Damin J. Toell - November 12, 2004 01:47 AM (GMT)
| QUOTE (John Black @ Nov 11 2004, 12:35 AM) |
| Doesn't Warner still control pre-1978 MGM titles? I hope so. By the way, I sure wish that they would release THE COLOSSUS OF RHODES in the US. That one has never even been released on VHS. |
Yes, but these Leone films weren't MGM releases; they were United Artists releases. And MGM (or whatever entity it will become after the buyout) owns the UA library.
John Black - November 12, 2004 05:40 AM (GMT)
You're correct about the westerns being UA, and Leone's uncredited THE LAST DAYS OF POMPEII was also UA. However, COLOSSUS OF RHODES was MGM, so Warner controls the rights on that title.

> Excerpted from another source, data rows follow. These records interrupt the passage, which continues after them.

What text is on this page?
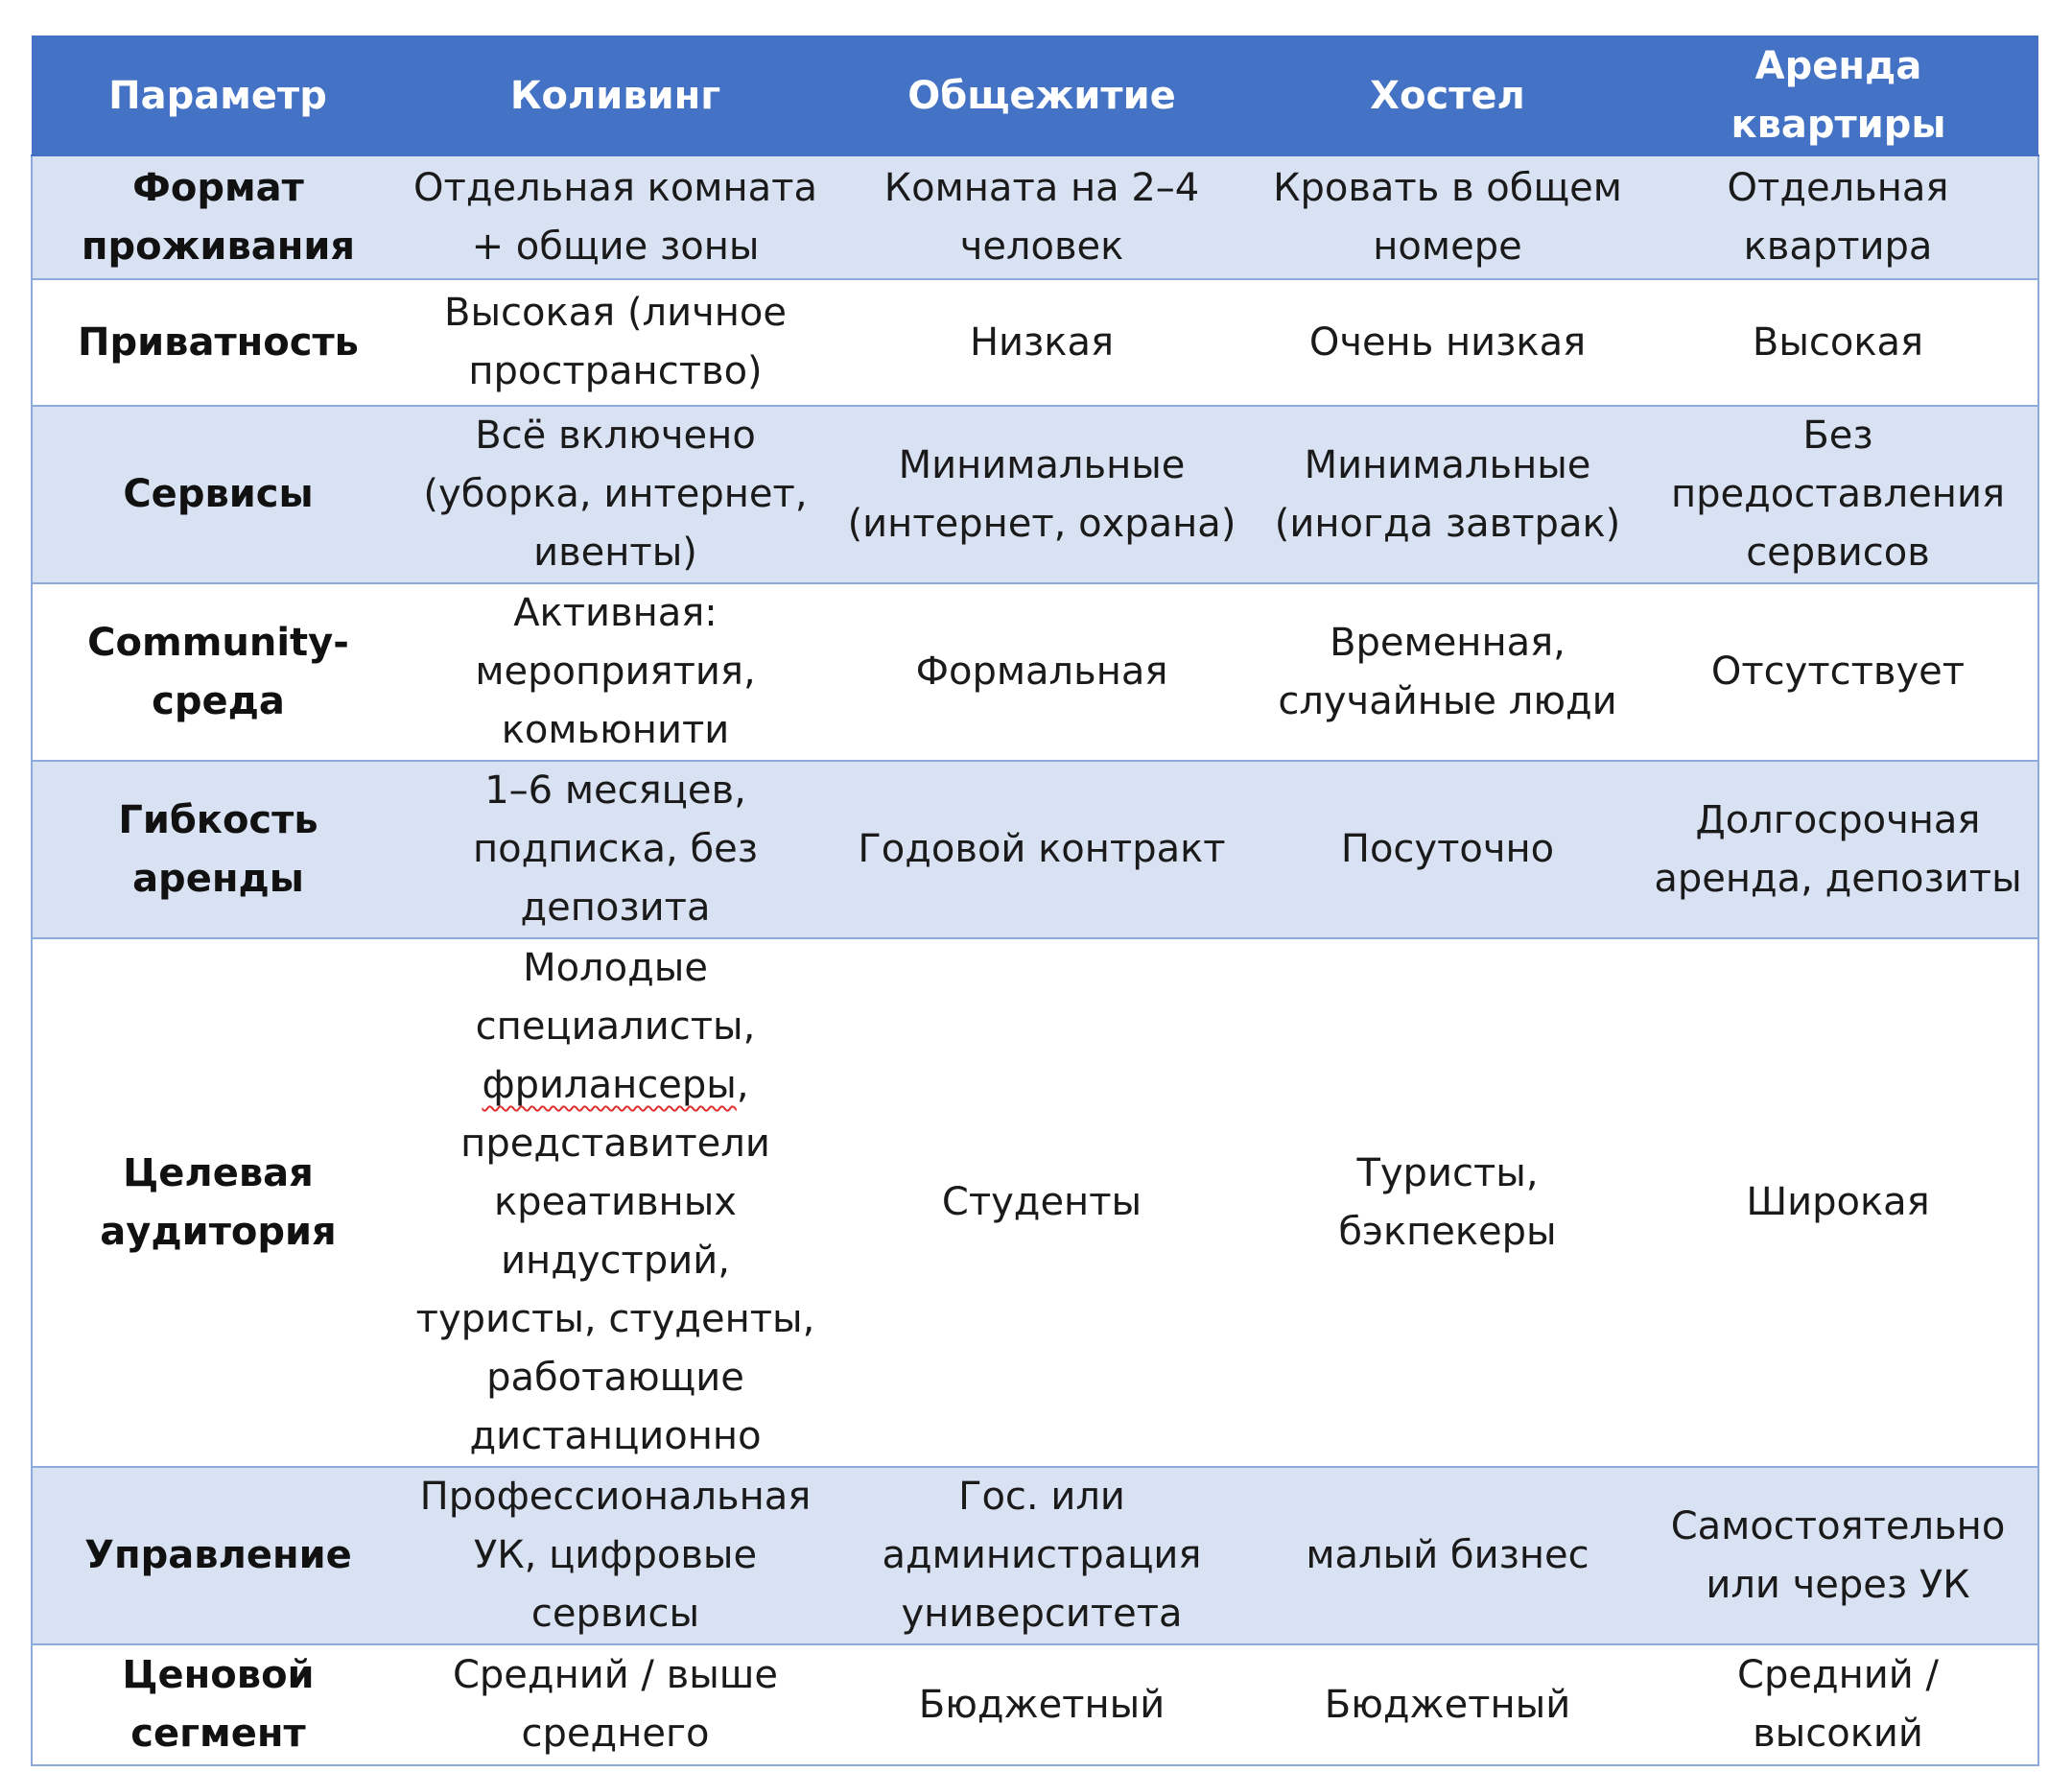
Параметр	Коливинг	Общежитие	Хостел	Аренда квартиры
Формат проживания	Отдельная комната + общие зоны	Комната на 2–4 человек	Кровать в общем номере	Отдельная квартира
Приватность	Высокая (личное пространство)	Низкая	Очень низкая	Высокая
Сервисы	Всё включено (уборка, интернет, ивенты)	Минимальные (интернет, охрана)	Минимальные (иногда завтрак)	Без предоставления сервисов
Community-среда	Активная: мероприятия, комьюнити	Формальная	Временная, случайные люди	Отсутствует
Гибкость аренды	1–6 месяцев, подписка, без депозита	Годовой контракт	Посуточно	Долгосрочная аренда, депозиты
Целевая аудитория	Молодые специалисты, фрилансеры, представители креативных индустрий, туристы, студенты, работающие дистанционно	Студенты	Туристы, бэкпекеры	Широкая
Управление	Профессиональная УК, цифровые сервисы	Гос. или администрация университета	малый бизнес	Самостоятельно или через УК
Ценовой сегмент	Средний / выше среднего	Бюджетный	Бюджетный	Средний / высокий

Chas Lindsay - November 13, 2004 06:46 AM (GMT)
Well, I'm glad somebody finally found the missing, oft-asked about ABC prologue. Not that it belongs in the film, but it is a curiosity and one of the odder examples of network tampering.
James Cheney - November 13, 2004 07:36 AM (GMT)
| QUOTE |
| one of the odder examples of network tampering |
Is it , possibly, the oddest? And the first, feature-wise?
Networks were less practiced in those days with tampering to make things suitable for family audiences. They must have been. This ABC presentation may have been groundbreaking in bringing adult fare into the living room (a point which shouldn't be underestimated, there was a family-theater risk and experiment involved, possibly unprecedented, and paving the way for future FCC offendability standards), but it reeked of cluelessness as to how to do it. Monte Hellman or not, the prologue stuck out like a sore thumb even to a kid who hadn't seen the movie yet - the over the shoulder with someone who was obviously not Eastwood , obviously "not acting". Not till I saw the stand-in for Lugosi in an Ed Wood movie would I receive that special weird sensation again of 'not belonging' to the film, the 'insert' maneuver.. The aesthetic , such as it is, belongs to racy movies padded to play it safe in potentially troubling markets with some kind of morally squaring rationalization pasted in. That's the only model these network bozos had to fall back on, I suspect.
Can you think of other movies this 'grown up' screwed around with in similar ways for TV before this date?
Chas Lindsay - November 13, 2004 08:43 AM (GMT)
I can't answer your last question, but maybe you or someone else remembers when the Bond movies started playing on television. I have some vague memory of GOLDFINGER being cut on network tv and if it and the other early Bond's preceded the airing of FISTFUL, this is perhaps where the network(s) began making grown-up movies "safe". The FISTFUL prologue did stick out but I think more because no one had ever seen it before. I've lost count of how many times I'd seen FISTFUL in theaters and drive-ins before seeing it the first time on television and I ended up thinking I had seen something that had been restored to the movie to pad it out because so much had been cut, including part of the opening credits. I don't think I've ever seen a favorite movie butchered so badly. It truly reeked of paranoia on the part of the network and I was both stunned and dismayed as scene after familiar scene kept getting cut off before any violence was shown and kept thinking of all those people who were seeing FISTFUL for the first time and imagining what they must have been saying ("What happened? What the HELL HAPPENED?:huh: ) ("What a STOOPID movie" : :angry: ) ("See if there's anything good on the other channel?")
Brad Stevens - November 13, 2004 11:11 AM (GMT)
I asked Monte Hellman about the FISTFUL rumors, and he confirmed that his prologue would be included on the forthcoming DVD. It's actually quite a fascinating sequence - Monte even remade it in his film CHINA 9, LIBERTY 37.
One of the earliest examples of network tampering that comes to mind is Joseph Losey's SECRET CEREMONY, which I believe was given a new framing story that defined the main narrative as a fantasy being related to a psychiatrist!
Tim Rogerson - November 14, 2004 11:55 AM (GMT)
The Fistful Frayling audio commentary has already been passed through the BBFC in the UK. The UK distributor is MGM (same as the current one for this film).